|Mural from the Dheisha Refugee Camp in Bethlehem|
As we were a little early, we took the chance to wander through the bustling market, one advantage of having Muslim traders who open on a Sunday. Some of us bought strawberries and other delicious fruit.
Christmas Church is an Evangelical Lutheran Church. The pastor is Mitri Rahab, who has written several books, one of which we used in the book club at St Johns. It was a lovely blend of Arabic and English. We had some amazing Arabic songs, as well as some hymns which were well known to us. It was good to see how much we share, even if in a different language.
We were able to join in as we had the words in Arabic and English. It was a shame that the sermon was only in Arabic. One of our party actually had Mitri Rahab’s book with her, so she got him to sign it afterwards.
The group then had a visit to the Church of the Nativity in the centre of Bethlehem, followed by lunch (more delicious falafel) and a bit of browsing around the shops.
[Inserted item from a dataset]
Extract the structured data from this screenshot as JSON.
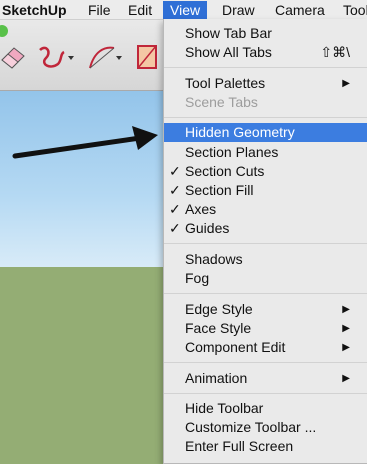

Ken and Tracy had been invited to the house of Odette, whom Ken had met while staying in Bethlehem in 2013. We had a feast of zucchini and stuffed vine leaves. It was a chance to catch up with all that had happened over the past two years. All too soon, they had to rejoin the others for the rest of the itinerary.
Back on the coach to go to Shepherds’ Fields where the angels appeared to the shepherds. This is on the outskirts of Bethlehem, just where the Judean desert begins. We saw the caves used by the shepherds and looked at the Church there.
Then on to the Dheisha Refugee Camp. This was where Palestinians living in the villages around Bethlehem fled from the advancing Israeli army in 1948. They are still there some 68 years later. The camp is managed by the UN. We heard about life in the camp, which is extremely hard. However, we also heard encouraging stories of the community working to improve the lives of the people in the camp.
Back at the hotel we had a talk from two palestinian Christians from Beit Jala. They told us of their experience living under occupation with a young family. They described their lives as “challenging”.
Following another lovely dinner we ended the day with Compline. We prayed for all the people we had met.